The show’s message aligns perfectly with my long-term practice of dis-identification with death.
[Brief side-note: I realize how weird that sounds. However, creating immunity around the fear of death is one of the most profound Buddhist practices, and creates a strikingly different perspective on life. Socrates taught that to practice dying was the highest form of wisdom. My favorite book about it: A Year to Live by Stephen Levine.]
Since the show is about vampires, there’s a lot of death. And a lot of re-birth. More than I’ve ever seen in any show. There’s a certain numbness that develops as characters die, come back and die again, etc.…
If you’ve encountered death in your life, perhaps you’ve realized how consuming it can be. The fear of death keeps many of us from living. Or living fully.
And the fear of another’s death can prevent us from being in true relationship. We end up clinging and grasping, instead of loving and honoring.
Yet… death is the only thing in life that is absolutely guaranteed. As one of my wise teachers likes to say, “No one gets out of here alive.”
Somehow, being witness to this medley of immortality and dying gives me perspective.
What’s worth dying for?
More importantly, what’s worth living for?
I vacillate between the understanding that forever is also an option for me (albeit not in an immortal, blood-drinking body) and the realization that this go-round is absolutely finite.

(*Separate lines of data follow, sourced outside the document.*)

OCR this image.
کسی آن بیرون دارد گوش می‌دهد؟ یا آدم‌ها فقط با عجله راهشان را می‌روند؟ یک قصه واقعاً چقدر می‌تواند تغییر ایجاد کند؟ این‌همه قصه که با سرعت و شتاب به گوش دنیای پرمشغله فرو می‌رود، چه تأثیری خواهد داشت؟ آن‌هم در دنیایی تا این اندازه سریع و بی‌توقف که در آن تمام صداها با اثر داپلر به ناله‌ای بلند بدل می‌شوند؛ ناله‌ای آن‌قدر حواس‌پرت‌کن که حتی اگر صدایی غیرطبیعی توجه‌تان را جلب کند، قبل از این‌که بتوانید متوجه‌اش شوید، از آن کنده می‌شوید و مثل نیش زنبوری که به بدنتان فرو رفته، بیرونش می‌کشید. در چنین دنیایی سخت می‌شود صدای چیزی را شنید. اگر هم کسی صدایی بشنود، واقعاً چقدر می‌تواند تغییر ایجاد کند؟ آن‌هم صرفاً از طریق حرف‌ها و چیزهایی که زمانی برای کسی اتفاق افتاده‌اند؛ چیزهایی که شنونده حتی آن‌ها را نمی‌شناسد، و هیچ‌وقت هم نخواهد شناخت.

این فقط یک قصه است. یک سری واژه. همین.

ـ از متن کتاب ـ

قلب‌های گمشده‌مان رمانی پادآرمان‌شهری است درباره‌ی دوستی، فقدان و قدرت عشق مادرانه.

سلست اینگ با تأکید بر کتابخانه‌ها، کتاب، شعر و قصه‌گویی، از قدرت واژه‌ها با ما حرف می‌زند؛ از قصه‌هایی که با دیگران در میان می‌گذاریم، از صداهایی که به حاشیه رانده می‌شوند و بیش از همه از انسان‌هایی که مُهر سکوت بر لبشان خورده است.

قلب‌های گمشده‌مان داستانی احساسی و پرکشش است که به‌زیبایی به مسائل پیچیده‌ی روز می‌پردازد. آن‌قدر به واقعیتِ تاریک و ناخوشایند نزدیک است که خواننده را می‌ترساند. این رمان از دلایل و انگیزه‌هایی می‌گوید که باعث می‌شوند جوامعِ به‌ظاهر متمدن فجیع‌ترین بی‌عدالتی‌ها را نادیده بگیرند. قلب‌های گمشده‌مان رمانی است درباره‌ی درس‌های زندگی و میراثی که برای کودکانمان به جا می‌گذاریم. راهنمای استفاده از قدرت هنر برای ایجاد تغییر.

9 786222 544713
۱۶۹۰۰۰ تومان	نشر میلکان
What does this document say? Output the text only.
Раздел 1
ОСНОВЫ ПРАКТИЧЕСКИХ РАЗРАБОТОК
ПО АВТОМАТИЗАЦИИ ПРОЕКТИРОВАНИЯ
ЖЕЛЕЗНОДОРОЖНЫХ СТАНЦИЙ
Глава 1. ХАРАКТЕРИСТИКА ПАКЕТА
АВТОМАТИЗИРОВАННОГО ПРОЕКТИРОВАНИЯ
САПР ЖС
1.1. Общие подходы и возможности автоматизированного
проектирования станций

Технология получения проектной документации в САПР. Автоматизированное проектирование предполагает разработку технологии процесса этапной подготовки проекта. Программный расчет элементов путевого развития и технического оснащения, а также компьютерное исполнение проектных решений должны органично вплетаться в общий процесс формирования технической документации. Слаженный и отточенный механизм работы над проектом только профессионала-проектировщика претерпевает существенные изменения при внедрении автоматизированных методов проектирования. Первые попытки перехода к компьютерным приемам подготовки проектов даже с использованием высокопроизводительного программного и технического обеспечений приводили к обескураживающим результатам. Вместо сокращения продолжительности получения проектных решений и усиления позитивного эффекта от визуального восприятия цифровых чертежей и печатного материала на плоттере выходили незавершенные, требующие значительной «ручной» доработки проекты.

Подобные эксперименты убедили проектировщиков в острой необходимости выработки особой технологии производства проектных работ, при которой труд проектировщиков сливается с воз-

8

It often makes choices more difficult.
It certainly creates a nearly endless stream of questions…
- What role does forever play in our lives?
- Can we honor our immortal souls, our temporary bodies, and the fragile nature of life itself, all at the same time? (It’s a brain teaser… I know.)
Aside from the all the steamy, passion-filled shenanigans, and the amazing eye candy, the themes in this teen-oriented sci-fi drama keep me thinking. And feeling.
And grateful I don’t currently have to sleep with a wooden stake under my pillow.